Doch alles konnte auch der Keeper nicht halten und so kämpften sich die Hausherren in der zweiten Hälfte immer näher an die Herzogstädter heran. Stand die Abwehr in der ersten Halbzeit lange wie ein Bollwerk, entstanden nun vor allem auf den Außenpositionen Risse in der Mauer, die vom stärksten Akteur der Fürther, Florian Kramer eiskalt genutzt wurden. Jetzt fehlten die einfachen Tore eines Michael Waitz, ohne den kein richtiger Druck im Rückraum aufgebaut werden konnte. Nachdem auch noch Spielmacher Peter Andörfer mit einer offensiven Deckung aus dem Spiel genommen wurde, häuften sich die technischen Fehler der nun immer unsicher werdenden Gäste. Plötzlich führte der Gastgeber aus Stadeln mit 15:14 und im Sulzbacher Lager schellten alle Alarmglocken. Nun war die Partie endgültig der erwartete Krimi, in dem sich die Gäste jedes Tor hart erarbeiten mussten. Wenigstens hatte man mit Marek Nachtman einen Siebenmeterschützen in den Reihen, der an der Linie seine Nerven im Griff hatte.
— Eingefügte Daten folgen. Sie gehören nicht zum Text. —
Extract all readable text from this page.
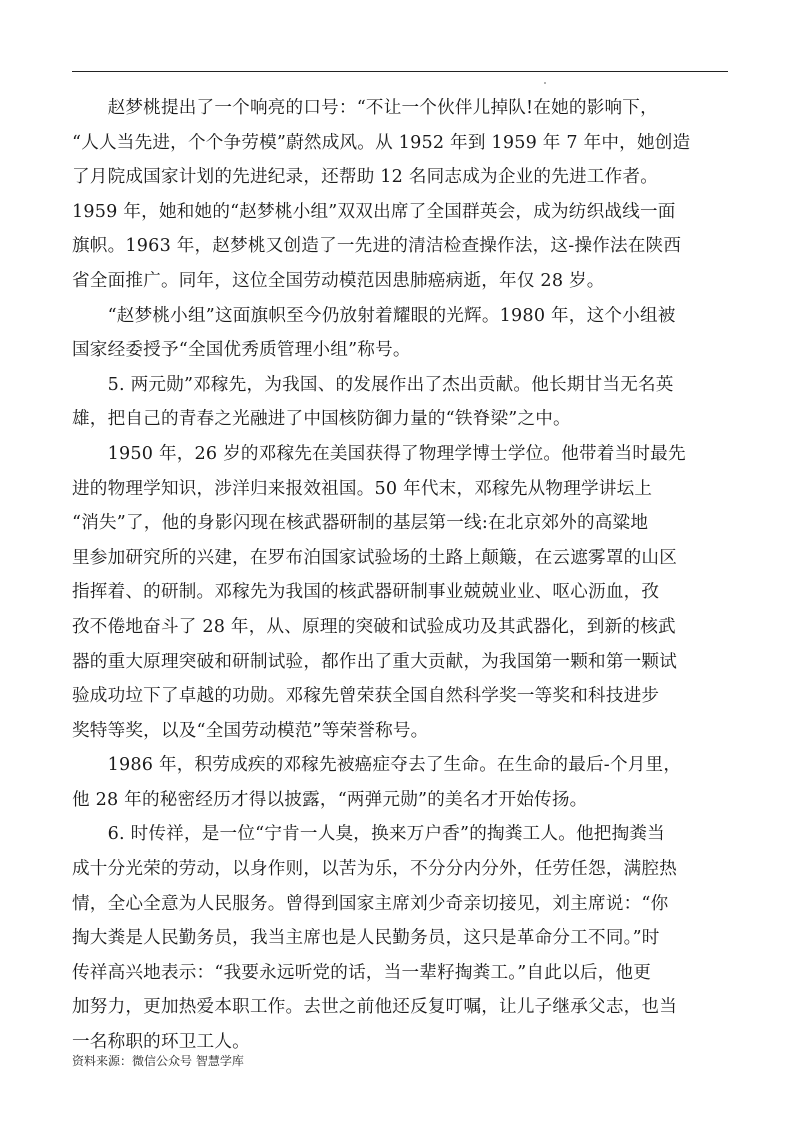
　　赵梦桃提出了一个响亮的口号：“不让一个伙伴儿掉队!在她的影响下，
“人人当先进，个个争劳模”蔚然成风。从 1952 年到 1959 年 7 年中，她创造
了月院成国家计划的先进纪录，还帮助 12 名同志成为企业的先进工作者。
1959 年，她和她的“赵梦桃小组”双双出席了全国群英会，成为纺织战线一面
旗帜。1963 年，赵梦桃又创造了一先进的清洁检查操作法，这-操作法在陕西
省全面推广。同年，这位全国劳动模范因患肺癌病逝，年仅 28 岁。
　　“赵梦桃小组”这面旗帜至今仍放射着耀眼的光辉。1980 年，这个小组被
国家经委授予“全国优秀质管理小组”称号。
　　5. 两元勋”邓稼先，为我国、的发展作出了杰出贡献。他长期甘当无名英
雄，把自己的青春之光融进了中国核防御力量的“铁脊梁”之中。
　　1950 年，26 岁的邓稼先在美国获得了物理学博士学位。他带着当时最先
进的物理学知识，涉洋归来报效祖国。50 年代末，邓稼先从物理学讲坛上
“消失”了，他的身影闪现在核武器研制的基层第一线:在北京郊外的高粱地
里参加研究所的兴建，在罗布泊国家试验场的土路上颠簸，在云遮雾罩的山区
指挥着、的研制。邓稼先为我国的核武器研制事业兢兢业业、呕心沥血，孜
孜不倦地奋斗了 28 年，从、原理的突破和试验成功及其武器化，到新的核武
器的重大原理突破和研制试验，都作出了重大贡献，为我国第一颗和第一颗试
验成功垃下了卓越的功勋。邓稼先曾荣获全国自然科学奖一等奖和科技进步
奖特等奖，以及“全国劳动模范”等荣誉称号。
　　1986 年，积劳成疾的邓稼先被癌症夺去了生命。在生命的最后-个月里，
他 28 年的秘密经历才得以披露，“两弹元勋”的美名才开始传扬。
　　6. 时传祥，是一位“宁肯一人臭，换来万户香”的掏粪工人。他把掏粪当
成十分光荣的劳动，以身作则，以苦为乐，不分分内分外，任劳任怨，满腔热
情，全心全意为人民服务。曾得到国家主席刘少奇亲切接见，刘主席说：“你
掏大粪是人民勤务员，我当主席也是人民勤务员，这只是革命分工不同。”时
传祥高兴地表示：“我要永远听党的话，当一辈籽掏粪工。”自此以后，他更
加努力，更加热爱本职工作。去世之前他还反复叮嘱，让儿子继承父志，也当
一名称职的环卫工人。
资料来源：微信公众号 智慧学库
So konnte man das Spiel noch einmal drehen und ging fünf Minuten vor dem Ende wieder mit zwei Toren in Führung (21:19).

Doch in der Schlussphase wollte kein Spieler mehr einen Fehler machen und man versäumte es so, die endgültige Entscheidung zu suchen. Erst 15 Sekunden vor dem Ende konnten die Herzogstädter aufatmen. Zwar verkürzten die Fürther noch einmal durch einen Strafwurf, doch dann war die Zeit abgelaufen und der glückliche 22:21-Erfolg stand nach dieser Nervenschlacht fest.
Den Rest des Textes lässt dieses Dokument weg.